Nesse ponto, é preciso dizer o seguinte: há que acabar com a desconfiança, por parte da esquerda, sobre as Forças Armadas. Sim, são conservadoras- mas porque o Estado é conservador, e as FFAA nada mais são que seu braço armado. É o materialismo histórico em sua evidência. Mas, assim como não desprezamos a luta dentro do Parlamento e do Judiciário, aspectos do mesmo Estado conservador, não podemos abrir mão da luta dentro das FFAA. Há que ganhá-la, principalmente aos seus elementos proletários.

É verdade que nossas Forças Armadas estão alinhadas com a ideologia política/ militar ocidental. Ocupa o Haiti a soldo do imperialismo, por exemplo. Porém, isso se dá pelo simples fato do Estado brasileiro estar alinhado com a ideologia política/ militar ocidental. As FFAA são apenas seu braço armado, repito. A superestrutura acompanha a base. E se a Embraer fabrica Super Tucanos para serem usados na Colômbia contra as FARCs-EP, e a partir de 2015 no Afeganistão (aqui), é apenas a lógica de mercado. A indústria bélica, inclusive a estatal, fabrica para quem paga mais. Não é que não devamos nos indignar com, e combater, isso; mas se a indignação fica no campo do pacifismo moralista, não se vai longe. Sob outra política, a postura, o comportamento, mudam. E obviamente a mudança radical que se pretende na política pressupõe uma ruptura sistêmica.

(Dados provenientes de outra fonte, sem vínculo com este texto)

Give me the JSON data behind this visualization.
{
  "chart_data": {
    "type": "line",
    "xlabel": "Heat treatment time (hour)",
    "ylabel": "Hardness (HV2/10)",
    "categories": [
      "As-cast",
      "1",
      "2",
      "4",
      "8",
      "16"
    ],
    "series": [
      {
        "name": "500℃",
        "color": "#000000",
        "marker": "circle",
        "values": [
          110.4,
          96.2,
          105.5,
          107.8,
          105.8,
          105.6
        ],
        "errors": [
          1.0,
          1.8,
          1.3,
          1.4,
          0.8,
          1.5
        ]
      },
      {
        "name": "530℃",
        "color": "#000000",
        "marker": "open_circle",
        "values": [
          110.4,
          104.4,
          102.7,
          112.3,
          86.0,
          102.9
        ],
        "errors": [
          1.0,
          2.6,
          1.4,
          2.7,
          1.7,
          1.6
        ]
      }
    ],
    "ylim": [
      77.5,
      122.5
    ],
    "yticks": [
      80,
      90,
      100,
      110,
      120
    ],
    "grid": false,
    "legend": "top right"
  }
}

Gosto, pessoalmente, da figura de Gandhi. Deixou belas frases e seu método, ainda que não-violento, ou mesmo por isso, requer, com certeza, coragem. Mas expressa um reformismo pequeno-burguês. O boicote e a resistência pacífica têm importância, mas não bastam apenas, conforme a demanda, o contexto, a conjuntura diante dos olhos. Não substitui a ação direta. A propósito, diz Trotsky, em sua "Carta Aberta aos Trabalhadores da Índia", 1939, aqui, com grifo meu:

A burguesia indiana é incapaz de levar uma luta revolucionária. Ela é ligada em demasia ao imperialismo britânico, ela depende dele. Ela teme pelos seus próprios bens. Ela tem medo das massas. Ela busca um compromisso a qualquer custo com o imperialismo e engana as massas com esperanças de reformasvindas de cima. O chefe e profeta desta burguesia é Gandhi: chefe fabricado e falso profeta! Gandhi e seus compadres desenvolveram a teoria de que a situação da Índia vai melhorar sem parar, que suas liberdades vão se ampliar, que a Índia vai se tornar, pouco a pouco, um dominion ["domínios", ligados à Coroa britânica mas quase independentes] na via de reformas pacíficas. Mais tarde, talvez, obtenha a independência. Esta perspectiva é radicalmente falsa.

É verdade que, em torno de uma década depois desse texto, a Índia conseguia sua independência. Mas menos pela resistência pacífica e mais pela decadência da Inglaterra, aos farrapos após a Guerra. Decadência que, talvez, e eu acredito que sim, seria acelerada pela resistência direta.